Wednesday, January 18, 2012

The Rise and Fall of Technology Pt. II

Last week I talked about how the "Big Black Out of 2012" affected my family.  This week, I want to talk about how it affected my work.
As you may remember, the black-out occurred at 6:30 p.m.  Therefore, no one knew how it would or did affect the office. The kids didn't have school the next day, so I got up and went into the office early, planning to catch up on some billing. When I got there, however, the server wasn't working. We couldn't access the client files, the billing program, the internet...anything.  After about two and a half hours of fiddling around, my partner was able to get us internet access, but still no office files or any programs on the server.  Once his computer savvy was exhausted, my husband stepped in...after yet another hour hour and a half (well into the lunch hour) we still didn't have access to the server.
As I sat there, after having reviewed everything I could, and wishing there was SOMETHING that I could do, I thought about how dependent we all are on computers and the internet.  If I had started practicing law even 20 years ago, rather than 10, things would have been so much different... and when I think about how the Courts, and our office, is trying to go paperless...it concerns me.  When all of the information you need to do your job is inaccessible, you can't do your job.
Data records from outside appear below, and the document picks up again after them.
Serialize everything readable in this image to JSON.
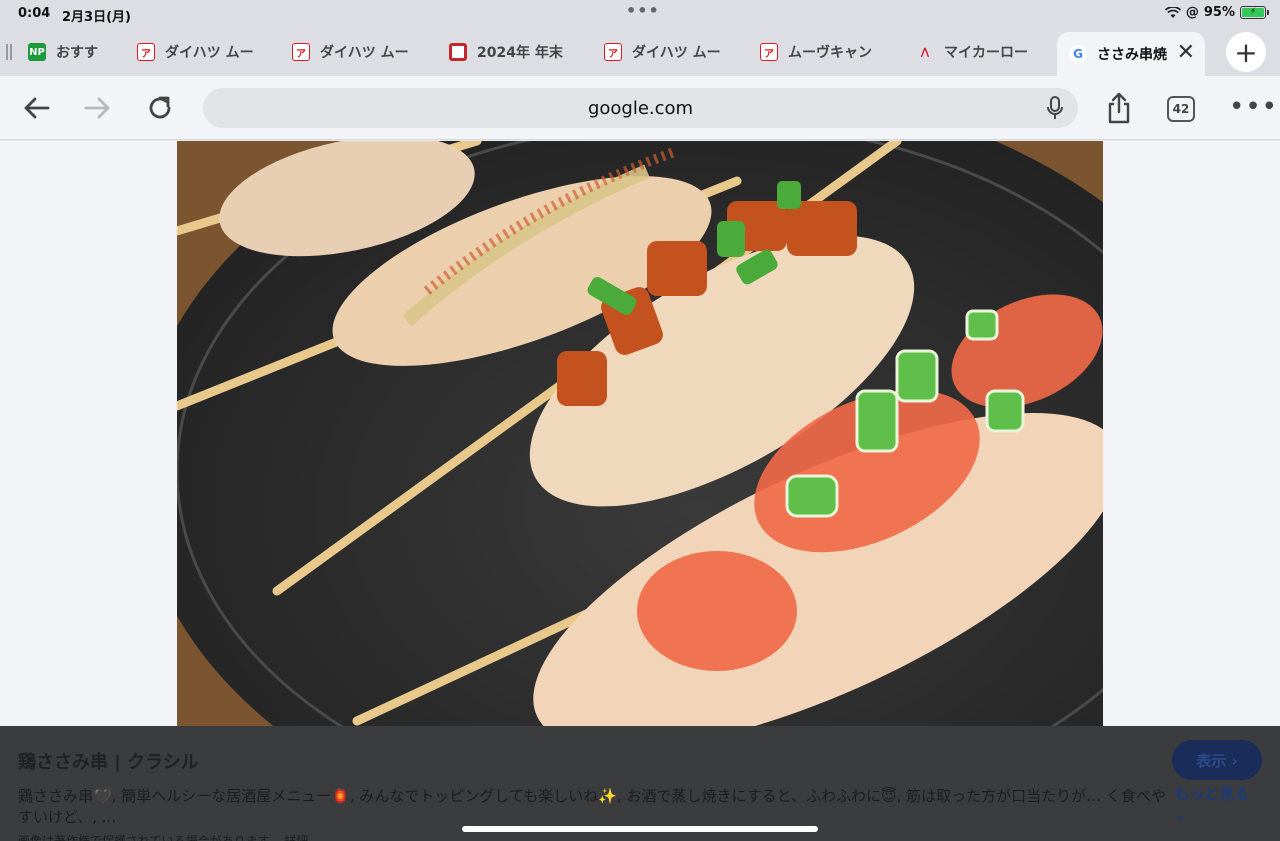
{
  "status": {
    "time": "0:04",
    "date": "2月3日(月)",
    "battery_text": "95%"
  },
  "tabs": [
    {
      "title": "おすす",
      "favicon": "np-logo-icon"
    },
    {
      "title": "ダイハツ ムー",
      "favicon": "daihatsu-icon"
    },
    {
      "title": "ダイハツ ムー",
      "favicon": "daihatsu-icon"
    },
    {
      "title": "2024年 年末",
      "favicon": "ring-logo-icon"
    },
    {
      "title": "ダイハツ ムー",
      "favicon": "daihatsu-icon"
    },
    {
      "title": "ムーヴキャン",
      "favicon": "daihatsu-icon"
    },
    {
      "title": "マイカーロー",
      "favicon": "a-logo-icon"
    }
  ],
  "active_tab": {
    "title": "ささみ串焼",
    "favicon": "google-icon"
  },
  "toolbar": {
    "url": "google.com",
    "tab_count": "42"
  },
  "result": {
    "title": "鶏ささみ串 | クラシル",
    "description": "鶏ささみ串🖤, 簡単ヘルシーな居酒屋メニュー🏮, みんなでトッピングしても楽しいね✨, お酒で蒸し焼きにすると、ふわふわに😇, 筋は取った方が口当たりが… く食べやすいけど、, ...",
    "note": "画像は著作権で保護されている場合があります。 詳細",
    "view_label": "表示 ›",
    "more_label": "もっと見る ⌄"
  },
  "colors": {
    "battery": "#34c759",
    "view_button": "#1a2c5a"
  }
}
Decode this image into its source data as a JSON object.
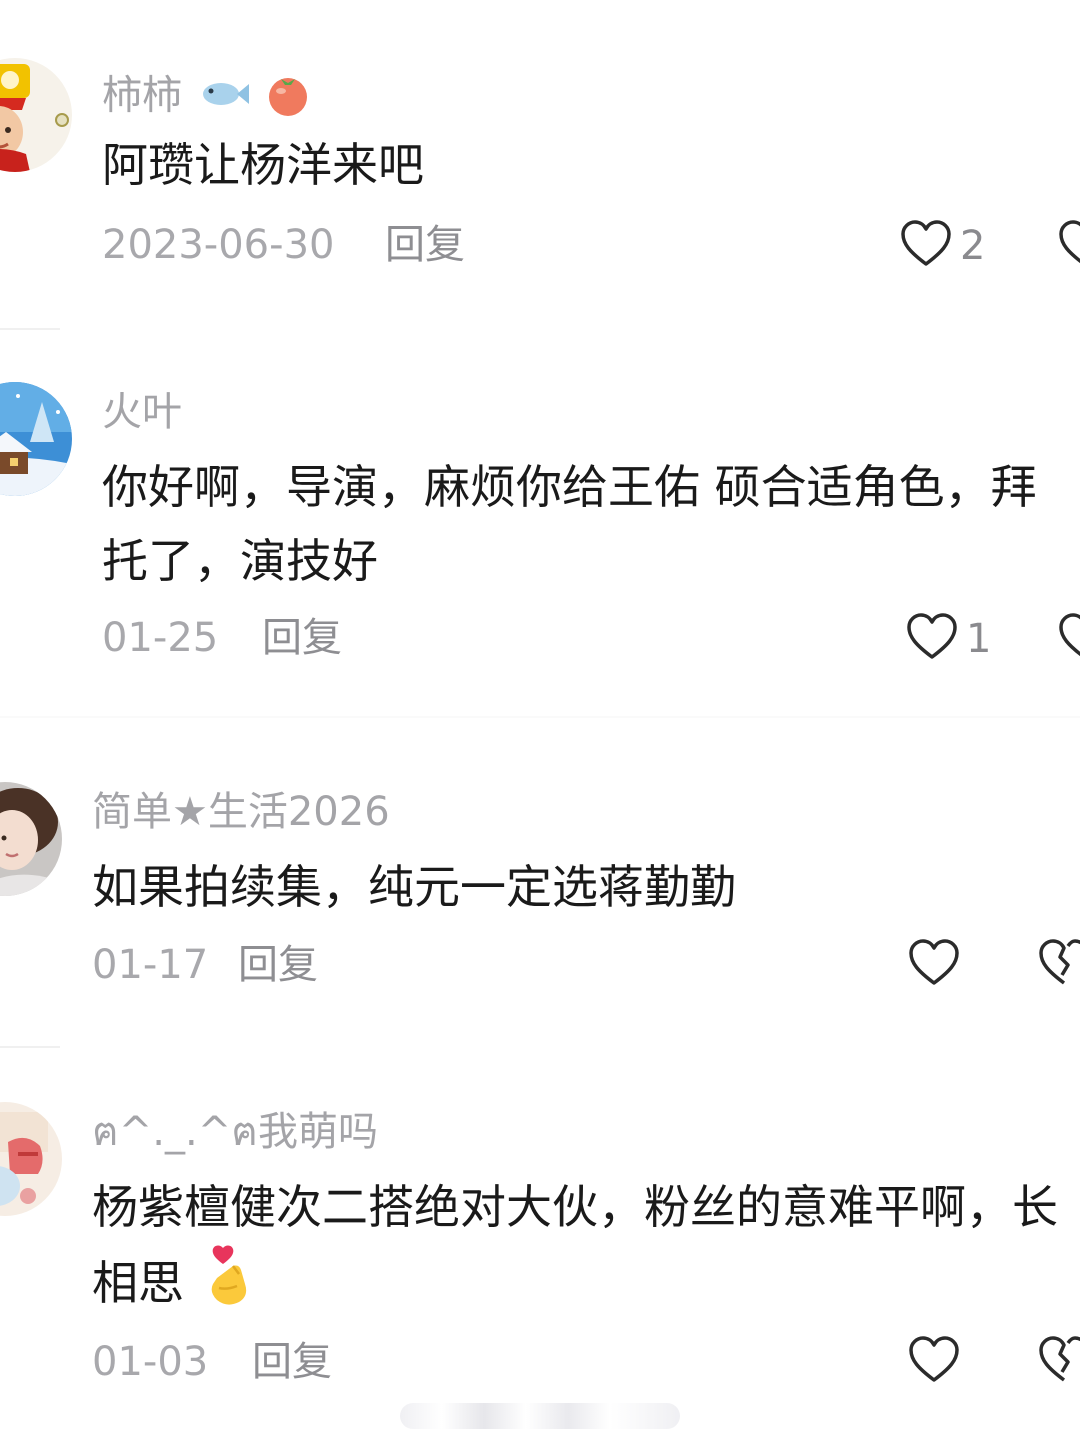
{
  "comments": [
    {
      "username": "柿柿",
      "username_icons": [
        "fish-icon",
        "tomato-icon"
      ],
      "text_lines": [
        "阿瓒让杨洋来吧"
      ],
      "date": "2023-06-30",
      "reply_label": "回复",
      "like_count": "2"
    },
    {
      "username": "火叶",
      "text_lines": [
        "你好啊，导演，麻烦你给王佑 硕合适角色，拜",
        "托了，演技好"
      ],
      "date": "01-25",
      "reply_label": "回复",
      "like_count": "1"
    },
    {
      "username": "简单★生活2026",
      "text_lines": [
        "如果拍续集，纯元一定选蒋勤勤"
      ],
      "date": "01-17",
      "reply_label": "回复",
      "like_count": ""
    },
    {
      "username": "ฅ^._.^ฅ我萌吗",
      "text_lines": [
        "杨紫檀健次二搭绝对大伙，粉丝的意难平啊，长",
        "相思"
      ],
      "text_emoji": "finger-heart-emoji",
      "date": "01-03",
      "reply_label": "回复",
      "like_count": ""
    }
  ],
  "colors": {
    "username": "#a4a4a8",
    "content": "#1a1a1a",
    "meta": "#a8a8ac",
    "icon_stroke": "#2b2b2b"
  }
}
If every pleading is paperless, and there are no hard copies of anything, what happens when you can't access your information?
Just think about that...the entire federal court system is paperless - documents are prepared on computers, electronically signed and filed on-line. No paper copy of the documents exist in the court.  What happens when the servers fail, or are hacked, or the back-up doesn't "take."  No records to be accessed, hours and hours of work lost... it scares me a little.
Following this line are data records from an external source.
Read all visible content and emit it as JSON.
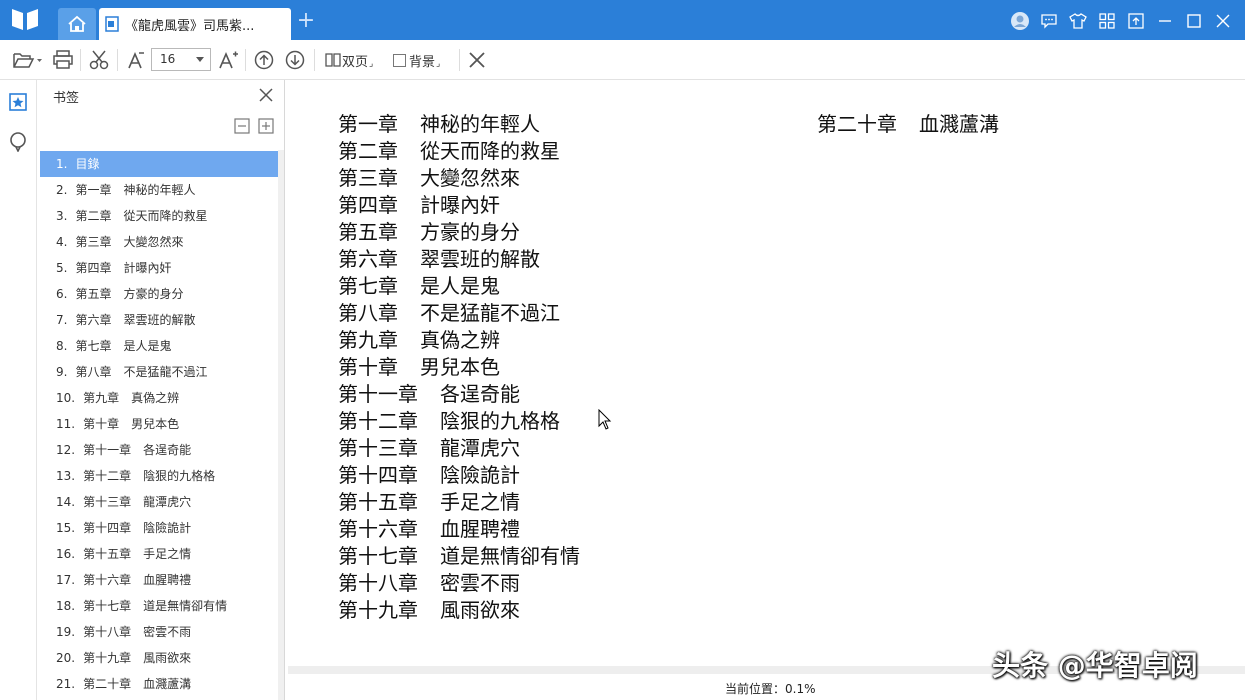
{
  "titlebar": {
    "doc_tab_label": "《龍虎風雲》司馬紫...",
    "new_tab": "+"
  },
  "toolbar": {
    "font_size": "16",
    "double_page_label": "双页",
    "background_label": "背景"
  },
  "panel": {
    "title": "书签",
    "items": [
      {
        "num": "1.",
        "label": "目錄"
      },
      {
        "num": "2.",
        "label": "第一章　神秘的年輕人"
      },
      {
        "num": "3.",
        "label": "第二章　從天而降的救星"
      },
      {
        "num": "4.",
        "label": "第三章　大變忽然來"
      },
      {
        "num": "5.",
        "label": "第四章　計曝內奸"
      },
      {
        "num": "6.",
        "label": "第五章　方豪的身分"
      },
      {
        "num": "7.",
        "label": "第六章　翠雲班的解散"
      },
      {
        "num": "8.",
        "label": "第七章　是人是鬼"
      },
      {
        "num": "9.",
        "label": "第八章　不是猛龍不過江"
      },
      {
        "num": "10.",
        "label": "第九章　真偽之辨"
      },
      {
        "num": "11.",
        "label": "第十章　男兒本色"
      },
      {
        "num": "12.",
        "label": "第十一章　各逞奇能"
      },
      {
        "num": "13.",
        "label": "第十二章　陰狠的九格格"
      },
      {
        "num": "14.",
        "label": "第十三章　龍潭虎穴"
      },
      {
        "num": "15.",
        "label": "第十四章　陰險詭計"
      },
      {
        "num": "16.",
        "label": "第十五章　手足之情"
      },
      {
        "num": "17.",
        "label": "第十六章　血腥聘禮"
      },
      {
        "num": "18.",
        "label": "第十七章　道是無情卻有情"
      },
      {
        "num": "19.",
        "label": "第十八章　密雲不雨"
      },
      {
        "num": "20.",
        "label": "第十九章　風雨欲來"
      },
      {
        "num": "21.",
        "label": "第二十章　血濺蘆溝"
      }
    ]
  },
  "content": {
    "left_column": [
      {
        "chapter": "第一章",
        "title": "神秘的年輕人"
      },
      {
        "chapter": "第二章",
        "title": "從天而降的救星"
      },
      {
        "chapter": "第三章",
        "title": "大變忽然來"
      },
      {
        "chapter": "第四章",
        "title": "計曝內奸"
      },
      {
        "chapter": "第五章",
        "title": "方豪的身分"
      },
      {
        "chapter": "第六章",
        "title": "翠雲班的解散"
      },
      {
        "chapter": "第七章",
        "title": "是人是鬼"
      },
      {
        "chapter": "第八章",
        "title": "不是猛龍不過江"
      },
      {
        "chapter": "第九章",
        "title": "真偽之辨"
      },
      {
        "chapter": "第十章",
        "title": "男兒本色"
      },
      {
        "chapter": "第十一章",
        "title": "各逞奇能"
      },
      {
        "chapter": "第十二章",
        "title": "陰狠的九格格"
      },
      {
        "chapter": "第十三章",
        "title": "龍潭虎穴"
      },
      {
        "chapter": "第十四章",
        "title": "陰險詭計"
      },
      {
        "chapter": "第十五章",
        "title": "手足之情"
      },
      {
        "chapter": "第十六章",
        "title": "血腥聘禮"
      },
      {
        "chapter": "第十七章",
        "title": "道是無情卻有情"
      },
      {
        "chapter": "第十八章",
        "title": "密雲不雨"
      },
      {
        "chapter": "第十九章",
        "title": "風雨欲來"
      }
    ],
    "right_column": [
      {
        "chapter": "第二十章",
        "title": "血濺蘆溝"
      }
    ]
  },
  "status": {
    "position_text": "当前位置：0.1%"
  },
  "watermark": "头条 @华智卓阅",
  "colors": {
    "titlebar": "#2b7fd8",
    "selected_item": "#6fa8ef",
    "accent_icon": "#2b7fd8"
  },
  "icons": {
    "logo": "book-logo-icon",
    "home": "home-icon",
    "doc": "document-icon",
    "user": "user-avatar-icon",
    "feedback": "chat-icon",
    "skin": "shirt-icon",
    "apps": "grid-icon",
    "upload": "upload-icon",
    "minimize": "minimize-icon",
    "maximize": "maximize-icon",
    "close": "close-icon"
  }
}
I don't know how many of you remember the whole Y2K mess, but I do.  My husband is a computer guy, he knows stuff. and while we weren't selling everything we owned and moving out into the woods to avoid the chaos of Y2K, we did store some extra food and water, waiting for the disaster that didn't happen.  It didn't take long, after the new year began, to sweep all that paranoia and fear under the rug, and we are more reliant on computers and electronics than ever.  Now granted, I'm a little skittish about technology and advances in general, and frankly, when the whole economy went to hell three years ago, I was hoping for a revolution - less reliance on travel, money and "making the big bucks" - more focus on living locally, self-sufficiency and economic conservatism.  I don't mean to wax political here, but when I think of being financially conservative, I think of keeping money close to home. The irony is, of course, that real conservatives want to keep their own money but to give it to someone else to theoretically turn it into more money. Me, I'm a "bird in the hand" conservative. There isn't any place in the current political climate for that.
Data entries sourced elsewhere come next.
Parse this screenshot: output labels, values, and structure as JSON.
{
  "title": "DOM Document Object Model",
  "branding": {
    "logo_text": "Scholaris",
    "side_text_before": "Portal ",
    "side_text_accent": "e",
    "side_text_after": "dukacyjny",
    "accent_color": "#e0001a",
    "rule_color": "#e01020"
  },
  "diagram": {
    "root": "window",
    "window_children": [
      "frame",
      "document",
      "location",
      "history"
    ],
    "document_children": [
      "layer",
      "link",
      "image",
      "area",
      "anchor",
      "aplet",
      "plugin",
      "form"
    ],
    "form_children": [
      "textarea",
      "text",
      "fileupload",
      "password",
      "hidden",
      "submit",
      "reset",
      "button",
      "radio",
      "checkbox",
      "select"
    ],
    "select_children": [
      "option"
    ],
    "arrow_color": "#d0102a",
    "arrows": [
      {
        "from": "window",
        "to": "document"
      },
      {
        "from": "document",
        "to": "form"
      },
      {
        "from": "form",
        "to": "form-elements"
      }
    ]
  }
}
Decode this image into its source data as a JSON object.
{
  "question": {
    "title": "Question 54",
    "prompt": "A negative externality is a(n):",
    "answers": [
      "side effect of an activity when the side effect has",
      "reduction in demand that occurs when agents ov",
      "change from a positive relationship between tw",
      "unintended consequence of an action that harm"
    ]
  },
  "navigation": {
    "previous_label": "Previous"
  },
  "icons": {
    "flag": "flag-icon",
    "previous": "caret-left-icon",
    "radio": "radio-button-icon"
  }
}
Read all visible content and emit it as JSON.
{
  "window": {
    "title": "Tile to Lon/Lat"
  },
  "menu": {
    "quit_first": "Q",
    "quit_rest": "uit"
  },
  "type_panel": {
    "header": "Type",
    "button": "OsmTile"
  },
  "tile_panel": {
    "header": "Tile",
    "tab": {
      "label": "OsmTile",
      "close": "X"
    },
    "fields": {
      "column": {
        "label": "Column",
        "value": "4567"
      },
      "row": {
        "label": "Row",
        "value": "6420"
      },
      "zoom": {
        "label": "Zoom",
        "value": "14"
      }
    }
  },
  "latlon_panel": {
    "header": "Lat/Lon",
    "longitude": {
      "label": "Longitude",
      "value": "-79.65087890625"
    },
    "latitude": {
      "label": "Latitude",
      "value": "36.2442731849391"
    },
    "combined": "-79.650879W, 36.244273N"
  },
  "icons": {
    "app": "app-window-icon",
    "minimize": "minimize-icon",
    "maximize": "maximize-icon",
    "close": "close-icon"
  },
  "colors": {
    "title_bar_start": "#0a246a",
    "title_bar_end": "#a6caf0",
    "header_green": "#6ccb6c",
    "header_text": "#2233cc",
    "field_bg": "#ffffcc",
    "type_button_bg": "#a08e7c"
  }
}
Back to the point. I like the idea of being prepared for a non-electronic age, and get concerned when everything is going digital.  If the black out had been for days, versus an hour, or if our computers had not been able to be reset for days, we would have been stuck.  Call me crazy, call me a fantasist, but I bet you that one day, electronics failure is going to be our downfall.  Our society wouldn't even know how to function.  But, like that blissful hour-and-a-half at home with the kids, I think I would revel in the simplicity of life without e-filing, communal servers, and yes, even blogs!